* di Raffaella Rozzi

La Chiesa utilizza, per definire i diversi momenti dell’anno liturgico, il nome “tempo”, è una scelta che non è frutto di equilibri lessicali piuttosto un invito, ad ogni passaggio, ad entrare in un nuovo tempo, a sollevare lo sguardo dai tempi, dettati dall’agenda e dalle notifiche dello smarphone, che ci ricordano un appuntamento. Ci viene chiesto di entrare in una dimensione altra e alta, ci viene chiesto di alzare lo sguardo per tornare a guardare il mondo con uno sguardo che è stato raggiunto dall’Altro. 

In questi primi mesi dell’anno associativo, ciascuna associazione ha camminato alla sequela del Maestro, nella propria realtà, tenendo come guida l’icona biblica dell’incontro di Gesù con le sorelle Marta e Maria. Proprio questa narrazione ha fatto compiere dei passi a ciascuno; le occasioni per riprendere la meditazione dello scorso settembre sono state molteplici: l’inizio dei cammini formativi con la proposta della meditazione del vescovo Gualtiero, la preparazione dei momenti di preghiera in occasione della giornata dell’adesione, i momenti di deserto e tutti gli incontri iniziati ripetendo insieme le parole della preghiera associativa “Facci posto, Maria.” Sono sempre stati presenti Gesù, Maria e Marta, ogni volta le nostre orecchie hanno colto una parola diversa che è risuonata nella vita, non è restata astratta, ma è divenuta realtà, in un gesto, in una presenza, in un cambiamento di stile. Questo è ciò che ho visto (condiviso con) nelle persone con cui ho percorso un tratto di strada: all’inizio ci siamo fatti prendere dall’affanno di calendarizzare i diversi appuntamenti, conciliando gli itinerari dei settori, i percorsi parrocchiali, gli appuntamenti diocesani, regionali, nazionali; le sere impegnate sono state almeno tre a settimana, con la gioia e la fatica di riannodare le relazioni, avviare percorsi, scegliere insieme; abbiamo vissuto tanti momenti di incontro e confronto, ci siamo fermati  ad ascoltare la Parola, abbiamo pregato vespri e compieta per aprire e chiudere le riunioni di presidenza. Poi ha fatto strada nella vita la parola di Gesù a Marta come a noi, strattonati in un vortice che porta lontano dalla fonte della vita, che fa perdere il senso della realtà, che lascia soli risucchiati da un agire vuoto, senza anima. Fare un passo indietro dall’attivismo per recuperare la cura e la premura per la vita, personale e associativa, per generare insieme un equilibrio che custodisca i passi di ciascuno. 
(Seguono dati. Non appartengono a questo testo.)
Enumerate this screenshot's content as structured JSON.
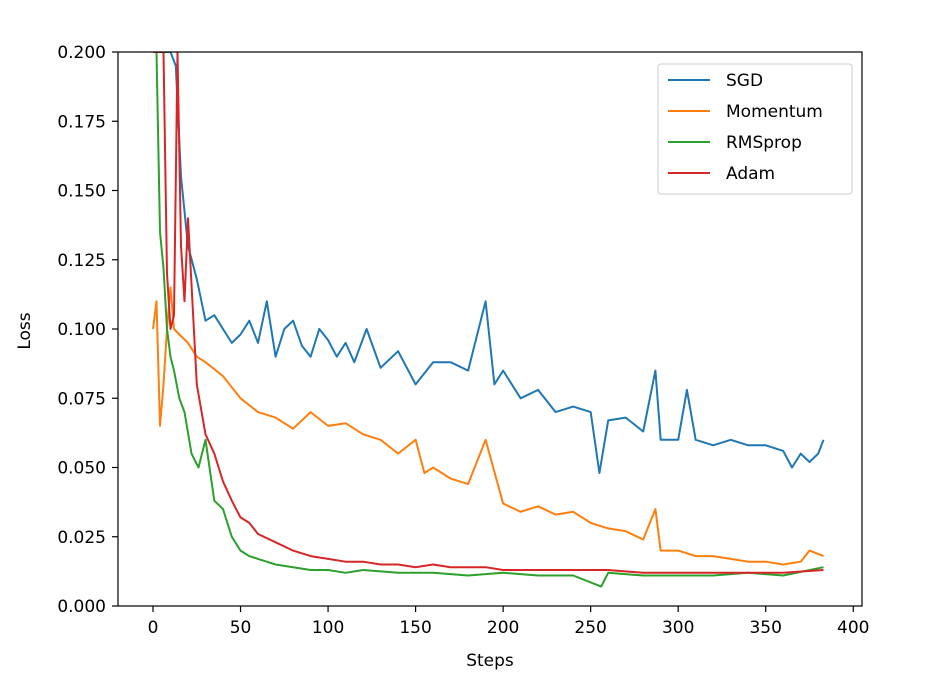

L’andatura è cambiata: dedicare tempo ed energie per pensare e predisporre insieme i momenti di spiritualità di Avvento che avrebbero permesso a famiglie, giovani e adulti di fermarsi ai piedi del Maestro, ha messo tutti noi in una prospettiva diversa, in cui accogliere, ascoltare e servire ne sono diventati la dinamica. Così ci siamo seduti ad ascoltare quella Parola che ha incontrato Maria e Giuseppe, che attraverso di loro, ci accompagna al Dio con noi. 

Abbiamo accolto l’invito di papa Francesco di affidare a San Giuseppe un problema o una difficoltà perché lui possa sognarlo, prendendo esempio da Giuseppe, appunto, che non si è fatto invadere dalla fretta di trovare una soluzione o dall’incertezza di non fare il passo necessario, Giuseppe lascia spazio alla voce di Dio: si ferma, riposa, in quel riposo che ricorda quello di Dio al termine della creazione in cui contemplare l’opera di Dio. Giuseppe sogna: sogniamo anche noi cose belle, cose grandi che Dio sogna su di noi. Poi Giuseppe agisce: non ha più bisogno di parole, la sua vita è la Parola; non rimane ad aspettare, non fa discorsi, si risveglia alla vita e prende con sé la sua sposa, Maria. 

Auguro a ciascuno, a ogni famiglia, ad ogni associazione, ad ogni comunità di vivere il tempo di Avvento come tempo fecondo, tempo non più distolto dal fare, tempo denso di senso, tempo di ascolto, tempo di sogno, tempo di decisione, tempo che lascia entrare l’altro perché accoglie l’Altro che viene. Buon Natale.